UNA RAPPRESENTANZA unitaria dovrebbe quindi essere pensata, per superare le differenze, come ben distinta dai soggetti che la costituissero. La sua ragion d’essere sta nei valori che distinguono ancora, per tanti elettori, la sinistra dalla destra a partire dalla lettura della Costituzione. Qui non ci sono, mi pare, sostanziali differenze: il risanamento morale della politica, la priorità della pace, la tensione verso la giustizia sociale in una lotta per i diritti sociali e civili, la difesa dell’ambiente, la solidarietà umana, il superamento della prevaricazione maschile. Ognuno di questi valori può comportare in prospettiva una molteplicità di distinzioni. Ma nessuna mi parrebbe tale da inficiare innanzitutto una comune assunzione di obblighi morali (cioè di comportamenti pratici) e da rendere impossibile un patto programmatico di legislatura se si conviene che non vi può essere alcuna vera sinistra senza proposta di soluzioni possibili, al governo o all’opposizione. Sulla base di un’idea-forza che mi pare matura: la risposta al pauroso vecchiume di questa cosiddetta seconda repubblica in cui si spacciano come nuove e persino «di sinistra» le antiche ricette della subalternità assoluta del lavoro e dei lavoratori.
QUI STA LA VERA e nuova battaglia contro la destra e contro i demagoghi d’ogni tipo. È in questa lotta che potrebbe anche avviarsi la costruzione di una nuova identità non effimera. Si tratta di creare un sentimento comune, non di distinguersi in una polemica sterile sulle alleanze. Ciò che avverrà domani dipenderà dalla forza che si avrà. Una sinistra robusta può convincere a cambiare strada una formazione di centro com’è oggi il Pd – che comprende anche tanti che ritengono in buona fede di votare, nonostante tutto, per una formazione di sinistra.
SO BENE, POI, quanto sia difficile passare alle scelte delle persone. Perciò insisto sulla necessità di un’assunzione di obblighi morali insieme a un patto programmatico: sarebbe forse più facile individuare un criterio di scelta dei candidati. Non sono un entusiasta delle primarie, fin qui senza serie regole e reali verifiche, facili da truccare.
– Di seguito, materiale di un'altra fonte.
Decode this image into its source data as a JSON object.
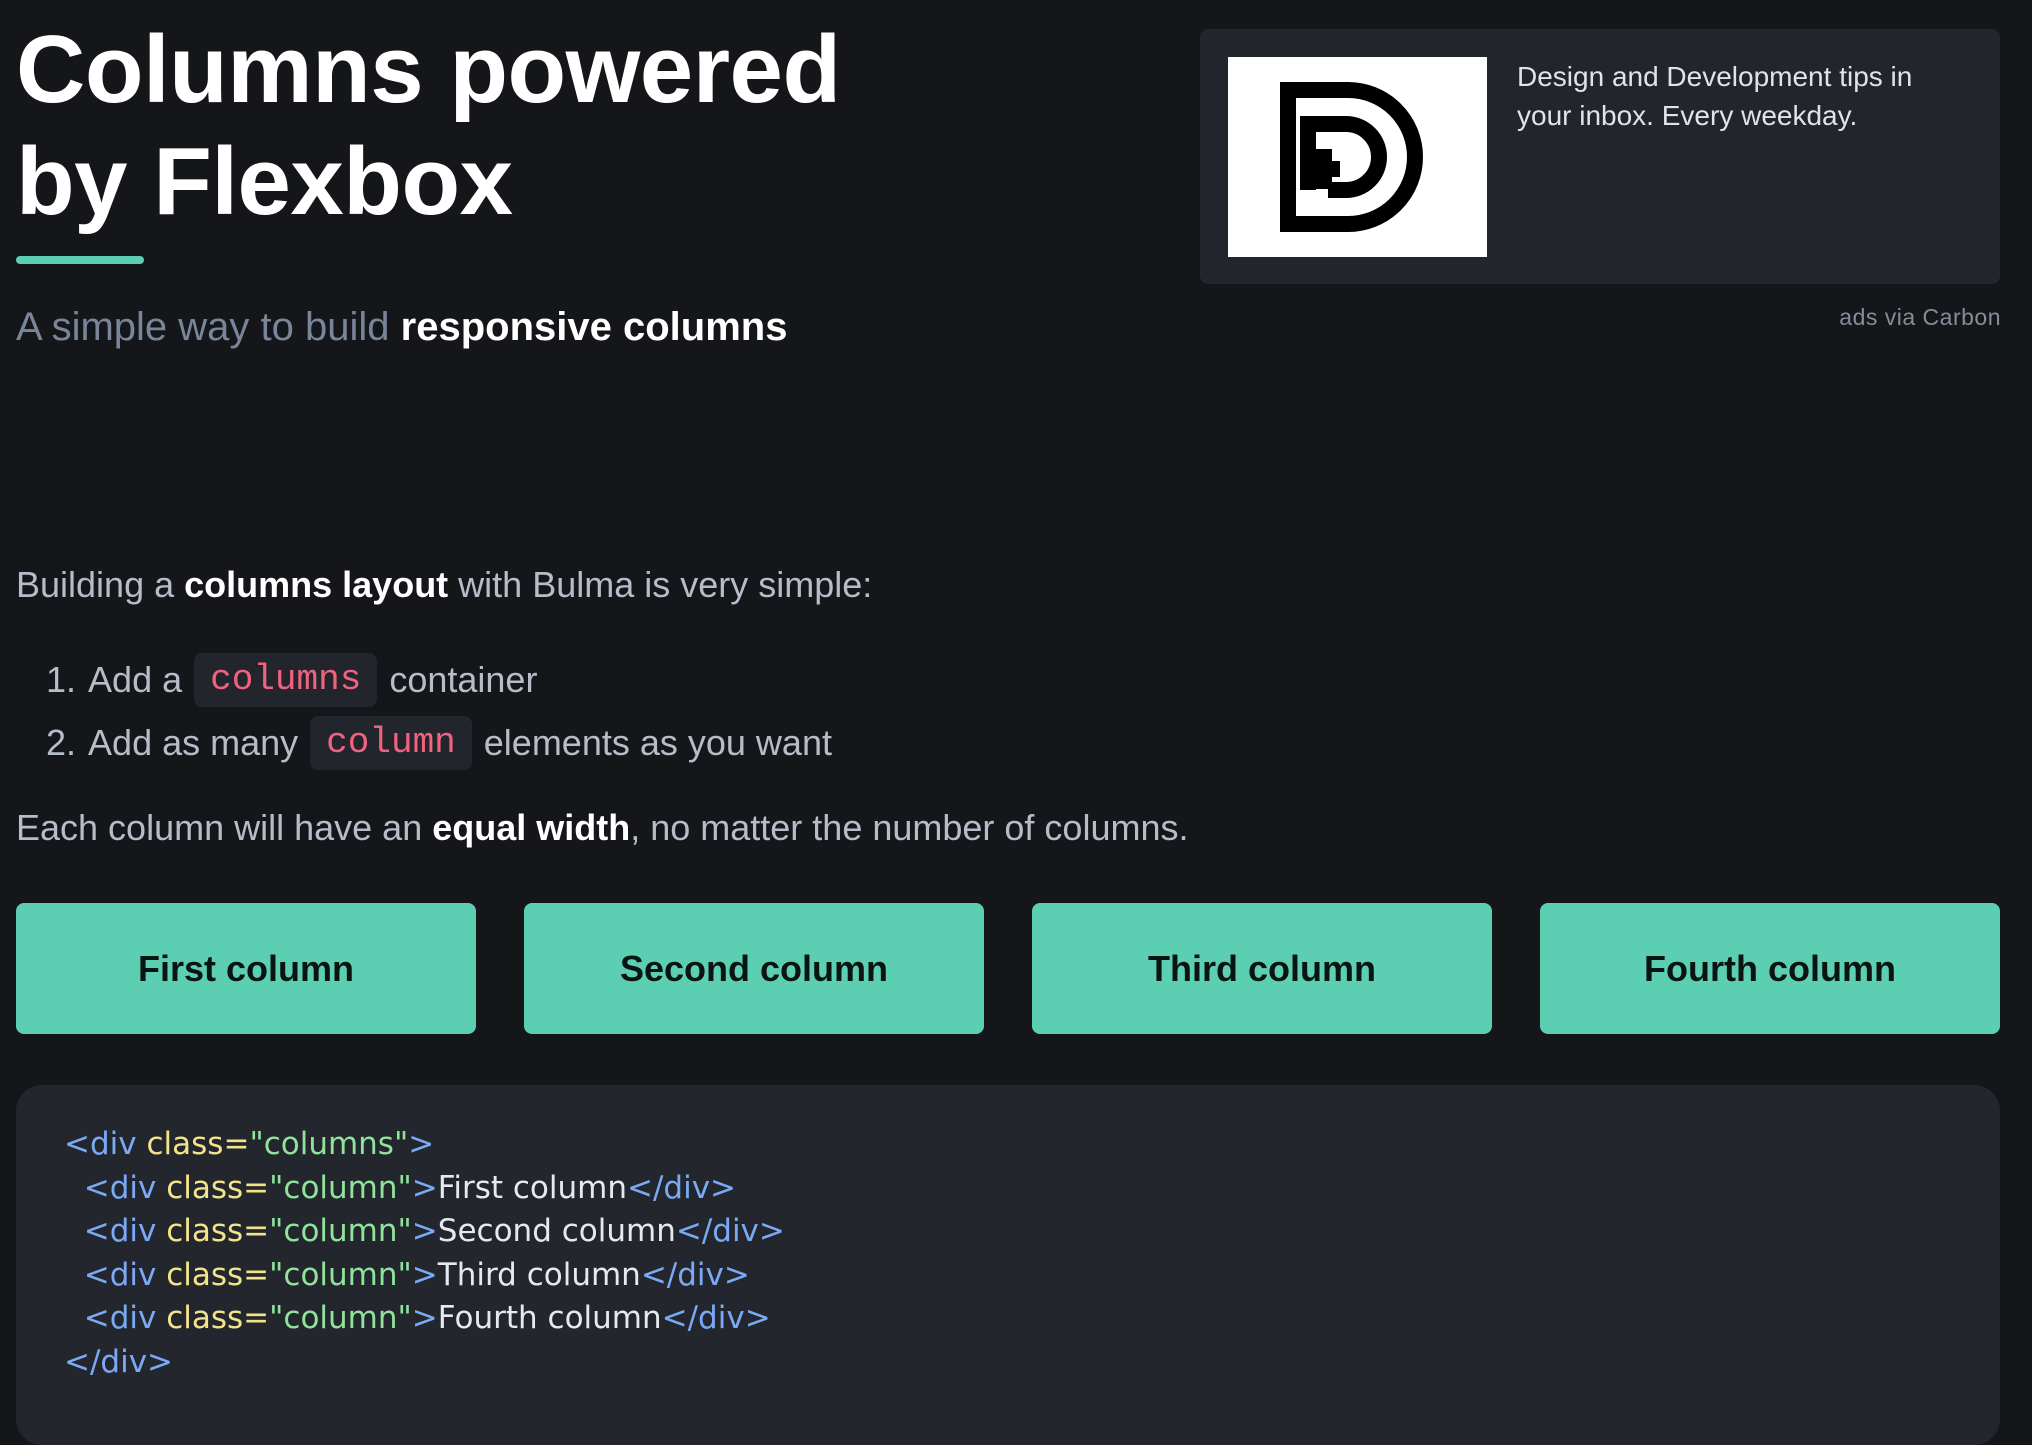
{
  "hero": {
    "title_line1": "Columns powered",
    "title_line2": "by Flexbox",
    "subtitle_pre": "A simple way to build ",
    "subtitle_strong": "responsive columns"
  },
  "ad": {
    "logo_icon": "dd-logo-icon",
    "text": "Design and Development tips in your inbox. Every weekday.",
    "via": "ads via Carbon"
  },
  "content": {
    "intro_pre": "Building a ",
    "intro_strong": "columns layout",
    "intro_post": " with Bulma is very simple:",
    "steps": [
      {
        "num": "1.",
        "pre": "Add a",
        "code": "columns",
        "post": "container"
      },
      {
        "num": "2.",
        "pre": "Add as many",
        "code": "column",
        "post": "elements as you want"
      }
    ],
    "note_pre": "Each column will have an ",
    "note_strong": "equal width",
    "note_post": ", no matter the number of columns."
  },
  "columns": [
    "First column",
    "Second column",
    "Third column",
    "Fourth column"
  ],
  "code": {
    "open_tag": "<div",
    "attr": "class",
    "eq": "=",
    "outer_class": "\"columns\"",
    "inner_class": "\"column\"",
    "gt": ">",
    "close_tag": "</div>",
    "rows": [
      "First column",
      "Second column",
      "Third column",
      "Fourth column"
    ]
  },
  "colors": {
    "background": "#14161a",
    "accent": "#5ccfb3",
    "code_keyword": "#f0637f",
    "code_tag": "#7aaaf5",
    "code_attr": "#f3e48c",
    "code_string": "#8fe39a"
  }
}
Ma proprio la varietà dei soggetti potrebbe far nascere una pratica selettiva di questo tipo più credibile. Impegnandosi poi a fornire le persone più qualificate, non quelle più fedeli ai dirigenti di turno.
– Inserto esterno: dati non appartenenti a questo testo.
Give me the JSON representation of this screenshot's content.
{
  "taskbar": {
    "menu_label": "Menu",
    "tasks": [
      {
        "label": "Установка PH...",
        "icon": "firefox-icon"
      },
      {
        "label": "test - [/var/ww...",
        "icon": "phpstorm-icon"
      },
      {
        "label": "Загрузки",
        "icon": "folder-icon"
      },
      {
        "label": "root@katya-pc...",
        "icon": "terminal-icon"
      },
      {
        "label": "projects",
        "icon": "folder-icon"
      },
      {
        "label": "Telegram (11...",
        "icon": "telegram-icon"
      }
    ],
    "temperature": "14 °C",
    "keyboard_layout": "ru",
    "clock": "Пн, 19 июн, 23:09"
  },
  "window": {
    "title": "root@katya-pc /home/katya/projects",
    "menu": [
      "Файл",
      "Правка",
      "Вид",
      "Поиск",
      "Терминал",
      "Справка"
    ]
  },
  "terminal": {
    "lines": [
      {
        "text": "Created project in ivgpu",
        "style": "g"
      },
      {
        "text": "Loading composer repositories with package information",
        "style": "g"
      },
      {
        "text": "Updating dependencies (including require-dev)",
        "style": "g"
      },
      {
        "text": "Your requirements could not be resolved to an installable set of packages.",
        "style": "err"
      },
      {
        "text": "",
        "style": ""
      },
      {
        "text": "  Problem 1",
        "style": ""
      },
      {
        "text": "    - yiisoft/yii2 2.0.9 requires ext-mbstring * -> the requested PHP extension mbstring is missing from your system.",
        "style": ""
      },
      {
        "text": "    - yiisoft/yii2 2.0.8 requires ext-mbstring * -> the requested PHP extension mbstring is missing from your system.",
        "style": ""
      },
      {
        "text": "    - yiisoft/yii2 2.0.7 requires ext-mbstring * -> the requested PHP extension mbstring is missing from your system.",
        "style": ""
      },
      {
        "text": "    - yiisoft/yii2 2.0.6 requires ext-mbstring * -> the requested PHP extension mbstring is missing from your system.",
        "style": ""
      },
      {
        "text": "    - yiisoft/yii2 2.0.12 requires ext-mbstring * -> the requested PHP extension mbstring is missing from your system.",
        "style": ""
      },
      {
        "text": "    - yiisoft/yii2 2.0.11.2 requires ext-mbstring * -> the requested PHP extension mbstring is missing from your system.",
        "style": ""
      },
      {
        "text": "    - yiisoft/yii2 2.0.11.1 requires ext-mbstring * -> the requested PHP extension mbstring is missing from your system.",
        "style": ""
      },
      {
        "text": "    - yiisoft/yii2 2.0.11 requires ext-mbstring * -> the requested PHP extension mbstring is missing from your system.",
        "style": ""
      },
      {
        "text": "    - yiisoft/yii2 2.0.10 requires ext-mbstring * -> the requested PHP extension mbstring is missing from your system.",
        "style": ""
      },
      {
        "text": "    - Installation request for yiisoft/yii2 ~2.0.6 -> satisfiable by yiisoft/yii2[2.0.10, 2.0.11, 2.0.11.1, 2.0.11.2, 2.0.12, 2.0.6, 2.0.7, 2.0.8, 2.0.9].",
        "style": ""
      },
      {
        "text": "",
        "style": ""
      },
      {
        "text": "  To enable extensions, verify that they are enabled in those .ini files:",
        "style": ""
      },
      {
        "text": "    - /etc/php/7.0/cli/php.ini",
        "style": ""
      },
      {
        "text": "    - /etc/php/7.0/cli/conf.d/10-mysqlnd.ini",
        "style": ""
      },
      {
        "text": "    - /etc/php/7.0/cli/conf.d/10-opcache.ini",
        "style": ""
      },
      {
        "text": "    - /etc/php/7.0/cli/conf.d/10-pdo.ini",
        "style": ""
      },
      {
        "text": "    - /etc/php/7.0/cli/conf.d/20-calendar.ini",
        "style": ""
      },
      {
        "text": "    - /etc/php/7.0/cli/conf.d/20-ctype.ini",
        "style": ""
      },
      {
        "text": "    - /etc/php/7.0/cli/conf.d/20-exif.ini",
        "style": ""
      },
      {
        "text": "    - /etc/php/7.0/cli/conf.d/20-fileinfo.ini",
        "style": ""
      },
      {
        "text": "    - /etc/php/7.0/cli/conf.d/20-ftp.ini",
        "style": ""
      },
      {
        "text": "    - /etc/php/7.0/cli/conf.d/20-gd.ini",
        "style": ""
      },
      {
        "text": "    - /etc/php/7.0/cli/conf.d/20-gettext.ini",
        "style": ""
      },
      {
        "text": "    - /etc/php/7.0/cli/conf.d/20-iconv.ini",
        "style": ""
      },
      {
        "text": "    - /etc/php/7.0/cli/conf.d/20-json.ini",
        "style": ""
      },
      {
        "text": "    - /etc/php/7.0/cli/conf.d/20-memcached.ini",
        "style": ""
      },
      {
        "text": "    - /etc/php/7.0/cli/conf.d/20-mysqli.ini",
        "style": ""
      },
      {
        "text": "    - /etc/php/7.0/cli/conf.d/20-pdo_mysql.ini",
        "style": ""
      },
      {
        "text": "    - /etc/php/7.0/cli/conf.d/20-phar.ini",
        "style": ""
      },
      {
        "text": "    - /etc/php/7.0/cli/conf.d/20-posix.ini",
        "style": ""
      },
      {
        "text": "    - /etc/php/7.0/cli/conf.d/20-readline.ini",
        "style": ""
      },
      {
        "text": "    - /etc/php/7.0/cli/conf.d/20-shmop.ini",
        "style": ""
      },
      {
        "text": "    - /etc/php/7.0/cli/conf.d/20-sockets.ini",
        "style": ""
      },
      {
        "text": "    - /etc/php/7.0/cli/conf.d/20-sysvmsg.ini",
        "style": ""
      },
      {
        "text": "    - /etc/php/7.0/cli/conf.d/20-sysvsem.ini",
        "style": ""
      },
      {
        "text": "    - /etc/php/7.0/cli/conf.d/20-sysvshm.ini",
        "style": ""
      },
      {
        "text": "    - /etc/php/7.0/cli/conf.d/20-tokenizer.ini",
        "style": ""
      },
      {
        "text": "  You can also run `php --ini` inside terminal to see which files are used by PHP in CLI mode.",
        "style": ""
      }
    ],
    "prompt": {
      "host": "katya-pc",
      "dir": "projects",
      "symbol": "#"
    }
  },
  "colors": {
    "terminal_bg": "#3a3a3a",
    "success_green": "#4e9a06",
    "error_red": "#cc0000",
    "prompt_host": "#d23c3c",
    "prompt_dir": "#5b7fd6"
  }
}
TUTTO CIÒ è vano se non si conviene che non può esistere alcuna grande sinistra che non abbia varietà di opinioni. Corbyn ha avuto uno straordinario successo come guida di un partito che con lui ha svoltato a sinistra ma non ha cessato di essere pluralista. Sanders ha raccolto un eccezionale consenso, soprattutto giovanile, in un partito liberaldemocratico. Lo stesso Pci fu grande finché seppe ricavare dalle sue diverse anime, non senza confronti aspri, una linea adatta ai tempi. Il declino cominciò quando in ciascuna delle «sensibilità» si vennero cristallizzando le opinioni, divenendo incomunicanti. L’opinione più incline al liberismo vinse, ma l’emarginazione della parte che conservava una critica al sistema dato non fu utile al paese, e neppure ai moderati sinceramente progressisti. Analogamente l’insipienza, o peggio, del gruppo destrorso che guida il Pd è stata quella di schiacciare la sinistra interna in modo da costringerla all’uscita.
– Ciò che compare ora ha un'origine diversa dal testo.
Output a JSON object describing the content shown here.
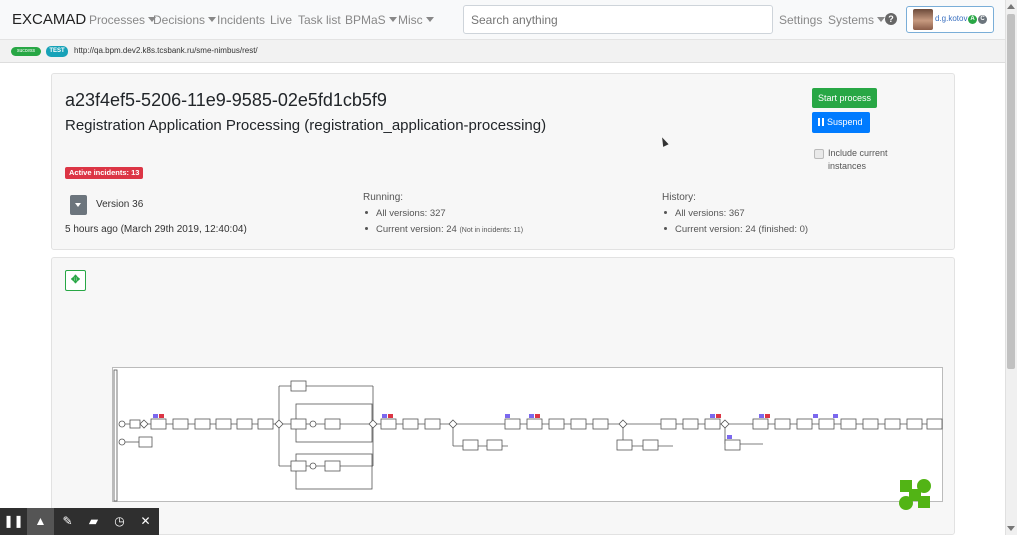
{
  "navbar": {
    "brand": "EXCAMAD",
    "items": [
      {
        "label": "Processes",
        "dropdown": true
      },
      {
        "label": "Decisions",
        "dropdown": true
      },
      {
        "label": "Incidents",
        "dropdown": false
      },
      {
        "label": "Live",
        "dropdown": false
      },
      {
        "label": "Task list",
        "dropdown": false
      },
      {
        "label": "BPMaS",
        "dropdown": true
      },
      {
        "label": "Misc",
        "dropdown": true
      }
    ],
    "search_placeholder": "Search anything",
    "settings": "Settings",
    "systems": "Systems",
    "help_icon": "?",
    "user": {
      "name": "d.g.kotov",
      "badge_a": "A",
      "badge_c": "C"
    }
  },
  "urlbar": {
    "status_badge": "success",
    "env_badge": "TEST",
    "url": "http://qa.bpm.dev2.k8s.tcsbank.ru/sme-nimbus/rest/"
  },
  "process": {
    "id": "a23f4ef5-5206-11e9-9585-02e5fd1cb5f9",
    "name": "Registration Application Processing (registration_application-processing)",
    "start_button": "Start process",
    "suspend_button": "Suspend",
    "include_current": "Include current instances",
    "active_incidents": "Active incidents: 13",
    "version": "Version 36",
    "deployed": "5 hours ago (March 29th 2019, 12:40:04)",
    "running": {
      "title": "Running:",
      "all_versions": "All versions: 327",
      "current_version": "Current version: 24",
      "current_note": "(Not in incidents: 11)"
    },
    "history": {
      "title": "History:",
      "all_versions": "All versions: 367",
      "current_version": "Current version: 24 (finished: 0)"
    }
  },
  "diagram": {
    "move_icon": "✥"
  },
  "toolbar": {
    "pause": "❚❚",
    "pointer": "▲",
    "pen": "✎",
    "eraser": "▰",
    "timer": "◷",
    "close": "✕"
  },
  "colors": {
    "success": "#28a745",
    "primary": "#007bff",
    "danger": "#dc3545",
    "info": "#17a2b8"
  }
}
OGGI BISOGNA presentare una sinistra unita moralmente, credibile per gli impegni praticati – qui ed ora, nei fatti – dai suoi rappresentanti, e politicamente utile per una proposta verosimile. Altrimenti sarà un altro guaio per il paese. In corridoio non abbiamo una mucca, un po’ scomoda ma pacifica e portatrice di buon latte (e sacra, in terre lontane). In corridoio abbiamo gli animali più pericolosi e violenti tra i mammiferi viventi: uomini astuti e fascistoidi avidi di soldi e di potere, promotori di sciagure e di guerre.